Nach diesem Halt ließen sie den Wagen zurück, nahmen Viktor in die Mitte und dann gingen sie zu Fuß weiter. Die Frau war zurückgeblieben, die Steyr TMP hatte sie an einen der Männer übergeben, die mittlerweile die Uniformen gegen das einheitliche braune Gewand der Bergbevölkerung getauscht hatten. Danach war sie in einem heruntergekommenen Haus verschwunden. Viktor hätte sie gerne näher kennengelernt, er fand sie anziehend. Doch nun konzentrierte er sich auf den bevorstehenden Aufstieg. In seinem momentanen körperlichen Zustand brauchte er alle Willensanstrengung zu der er fähig war, um einen Fuß vor den anderen zu setzen. Er hatte jetzt seit beinahe drei Tagen gefastet und sehr wenig geschlafen. Kalt war ihm noch immer. Bislang hatte ihn der Anblick der Frau etwas gewärmt, zumindest hatte sie es geschafft, dass er sich wärmer fühlte. Gerne hätte er ihren Namen gewusst, aber sie hatte nie das Wort an ihn gerichtet und ihn auch sonst gemieden, als hätte er eine ansteckende Krankheit.
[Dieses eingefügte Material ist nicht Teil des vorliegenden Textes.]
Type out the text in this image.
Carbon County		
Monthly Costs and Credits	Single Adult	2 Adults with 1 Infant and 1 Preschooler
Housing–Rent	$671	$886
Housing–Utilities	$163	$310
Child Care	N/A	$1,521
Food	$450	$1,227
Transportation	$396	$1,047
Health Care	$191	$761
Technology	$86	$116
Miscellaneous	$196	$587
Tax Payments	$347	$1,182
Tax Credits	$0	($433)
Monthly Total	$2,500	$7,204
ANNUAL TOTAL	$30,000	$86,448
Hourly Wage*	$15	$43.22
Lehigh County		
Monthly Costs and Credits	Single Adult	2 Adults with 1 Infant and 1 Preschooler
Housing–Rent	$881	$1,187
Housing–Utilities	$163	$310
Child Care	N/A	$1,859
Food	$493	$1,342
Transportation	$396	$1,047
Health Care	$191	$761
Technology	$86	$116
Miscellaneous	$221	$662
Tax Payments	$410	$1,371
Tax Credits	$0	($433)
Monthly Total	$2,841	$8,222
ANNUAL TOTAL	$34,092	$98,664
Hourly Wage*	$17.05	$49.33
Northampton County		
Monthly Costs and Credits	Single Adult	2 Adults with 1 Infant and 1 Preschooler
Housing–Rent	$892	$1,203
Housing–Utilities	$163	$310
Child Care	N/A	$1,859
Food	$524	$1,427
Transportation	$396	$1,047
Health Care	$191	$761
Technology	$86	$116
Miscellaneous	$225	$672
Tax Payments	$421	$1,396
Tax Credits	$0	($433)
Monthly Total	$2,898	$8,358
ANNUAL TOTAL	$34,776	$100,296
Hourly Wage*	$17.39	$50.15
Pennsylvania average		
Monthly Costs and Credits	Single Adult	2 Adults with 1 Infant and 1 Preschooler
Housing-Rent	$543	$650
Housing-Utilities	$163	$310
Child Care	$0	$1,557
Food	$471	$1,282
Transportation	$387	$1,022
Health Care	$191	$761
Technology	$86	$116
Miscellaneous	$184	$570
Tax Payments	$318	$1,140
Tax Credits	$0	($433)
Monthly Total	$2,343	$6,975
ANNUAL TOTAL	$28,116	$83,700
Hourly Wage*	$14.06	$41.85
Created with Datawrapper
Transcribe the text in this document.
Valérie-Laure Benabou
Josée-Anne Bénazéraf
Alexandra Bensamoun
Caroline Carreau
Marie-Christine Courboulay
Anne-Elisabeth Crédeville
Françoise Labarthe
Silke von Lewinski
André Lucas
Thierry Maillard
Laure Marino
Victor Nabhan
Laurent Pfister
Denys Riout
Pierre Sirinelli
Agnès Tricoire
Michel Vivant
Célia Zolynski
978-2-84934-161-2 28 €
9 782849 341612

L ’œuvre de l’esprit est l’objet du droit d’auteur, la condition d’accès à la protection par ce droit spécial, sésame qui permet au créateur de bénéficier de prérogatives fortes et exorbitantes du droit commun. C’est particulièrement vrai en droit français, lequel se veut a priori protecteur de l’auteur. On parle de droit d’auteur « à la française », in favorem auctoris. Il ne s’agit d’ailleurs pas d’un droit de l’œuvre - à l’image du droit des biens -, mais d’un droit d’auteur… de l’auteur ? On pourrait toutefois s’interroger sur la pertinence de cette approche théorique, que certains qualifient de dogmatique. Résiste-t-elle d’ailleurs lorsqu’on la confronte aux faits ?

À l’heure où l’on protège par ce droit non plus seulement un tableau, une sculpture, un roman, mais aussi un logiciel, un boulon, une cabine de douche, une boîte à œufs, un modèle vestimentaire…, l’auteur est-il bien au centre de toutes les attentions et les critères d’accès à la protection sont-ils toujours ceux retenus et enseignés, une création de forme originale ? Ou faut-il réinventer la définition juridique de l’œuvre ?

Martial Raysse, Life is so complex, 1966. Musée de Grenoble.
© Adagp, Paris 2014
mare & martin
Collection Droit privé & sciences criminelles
„Wo sind wir?“, wagte er schließlich eine Frage zu stellen. Er schämte sich, weil seine Stimme zittrig und ängstlich klang. „Das wirst du noch früh genug herausfinden, Kreuzer“, antwortete der Pilot.
„Ich heiße nicht Kreuzer“, versuchte er es erneut.
„Nein? Da habe ich aber andere Informationen, Kleiner. Halt jetzt den Mund und geh. Wir reden, wenn wir zuhause sind.“
Stumm gingen sie weiter in die zerklüftete Bergwelt des Apusenigebirges.